Obviously, they did so because I was not certified for employment.
- THAT the owners of M.L. Energia, Inc. had known that my employment would be unlawful, and accordingly they had committed fraud, as delineated above, and I was harmed by this action.
- THAT the employer discharged me and expelled me in an attempt to escape employer sanctions under the provisions of the INA.
- THAT the owners' liability is absolute and exhausting, and
- THAT the owners of M.L. Energia, Inc. are personally liable to reimburse me (piercing the veil of the corp.).
- THAT the owners of the firm initiated the fake dispute. It was maliciously concocted to cover-up my wrongful discharge.
- THAT the owners falsely claimed that I had resigned. Undeniably, I have already proven they had fired me in the manner which I attested. Therefore the employer breached the employment contract predicated on its petition before the INS to issue an H-1 visa my beneficiary for three years.
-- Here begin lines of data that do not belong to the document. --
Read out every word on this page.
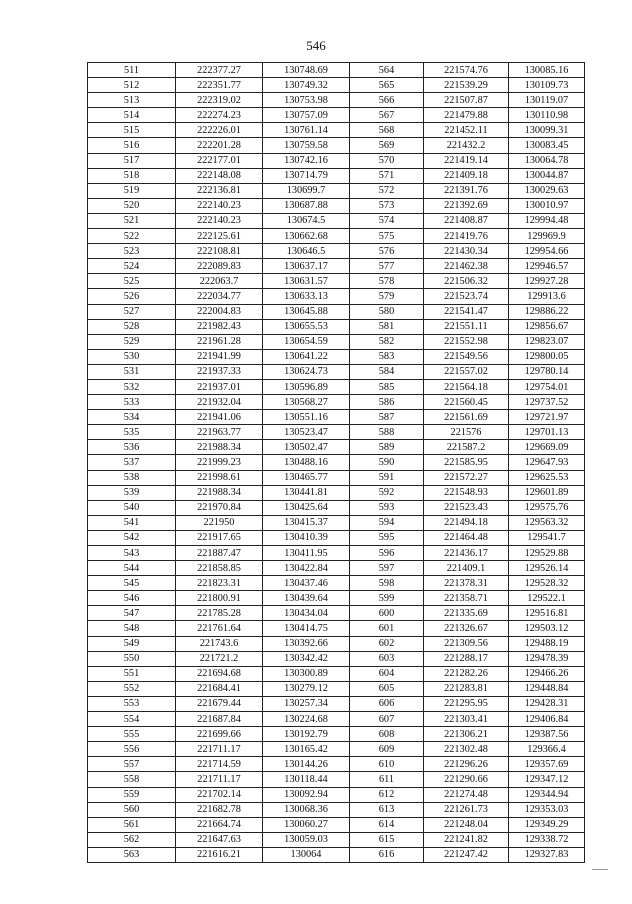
546
511	222377.27	130748.69	564	221574.76	130085.16
512	222351.77	130749.32	565	221539.29	130109.73
513	222319.02	130753.98	566	221507.87	130119.07
514	222274.23	130757.09	567	221479.88	130110.98
515	222226.01	130761.14	568	221452.11	130099.31
516	222201.28	130759.58	569	221432.2	130083.45
517	222177.01	130742.16	570	221419.14	130064.78
518	222148.08	130714.79	571	221409.18	130044.87
519	222136.81	130699.7	572	221391.76	130029.63
520	222140.23	130687.88	573	221392.69	130010.97
521	222140.23	130674.5	574	221408.87	129994.48
522	222125.61	130662.68	575	221419.76	129969.9
523	222108.81	130646.5	576	221430.34	129954.66
524	222089.83	130637.17	577	221462.38	129946.57
525	222063.7	130631.57	578	221506.32	129927.28
526	222034.77	130633.13	579	221523.74	129913.6
527	222004.83	130645.88	580	221541.47	129886.22
528	221982.43	130655.53	581	221551.11	129856.67
529	221961.28	130654.59	582	221552.98	129823.07
530	221941.99	130641.22	583	221549.56	129800.05
531	221937.33	130624.73	584	221557.02	129780.14
532	221937.01	130596.89	585	221564.18	129754.01
533	221932.04	130568.27	586	221560.45	129737.52
534	221941.06	130551.16	587	221561.69	129721.97
535	221963.77	130523.47	588	221576	129701.13
536	221988.34	130502.47	589	221587.2	129669.09
537	221999.23	130488.16	590	221585.95	129647.93
538	221998.61	130465.77	591	221572.27	129625.53
539	221988.34	130441.81	592	221548.93	129601.89
540	221970.84	130425.64	593	221523.43	129575.76
541	221950	130415.37	594	221494.18	129563.32
542	221917.65	130410.39	595	221464.48	129541.7
543	221887.47	130411.95	596	221436.17	129529.88
544	221858.85	130422.84	597	221409.1	129526.14
545	221823.31	130437.46	598	221378.31	129528.32
546	221800.91	130439.64	599	221358.71	129522.1
547	221785.28	130434.04	600	221335.69	129516.81
548	221761.64	130414.75	601	221326.67	129503.12
549	221743.6	130392.66	602	221309.56	129488.19
550	221721.2	130342.42	603	221288.17	129478.39
551	221694.68	130300.89	604	221282.26	129466.26
552	221684.41	130279.12	605	221283.81	129448.84
553	221679.44	130257.34	606	221295.95	129428.31
554	221687.84	130224.68	607	221303.41	129406.84
555	221699.66	130192.79	608	221306.21	129387.56
556	221711.17	130165.42	609	221302.48	129366.4
557	221714.59	130144.26	610	221296.26	129357.69
558	221711.17	130118.44	611	221290.66	129347.12
559	221702.14	130092.94	612	221274.48	129344.94
560	221682.78	130068.36	613	221261.73	129353.03
561	221664.74	130060.27	614	221248.04	129349.29
562	221647.63	130059.03	615	221241.82	129338.72
563	221616.21	130064	616	221247.42	129327.83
- THAT the owners were concerned that US authorities would expose that they unlawfully employed me (also other aliens). The owners conducted negotiations with me on behalf of their firm in bad faith, deceiving me.
- THAT M.L. Energia, Inc. ultimately exploited me, in violation of law and then breached employment contract with me, by withholding salaries, and seizing my personal belongings and my intellectual property.
- THAT the owners had never intended to follow the new contract as of June 28, 1990, by which they were obliged to pay me an annual wage of $60,000 for three years (not including overtime and expenses). M.L. Energia, Inc. employed me unlawfully in an attempt to obtain prohibited commercial advantage and private financial gain, in violation of 8 USC section 1324a(a)(2)(B)(ii).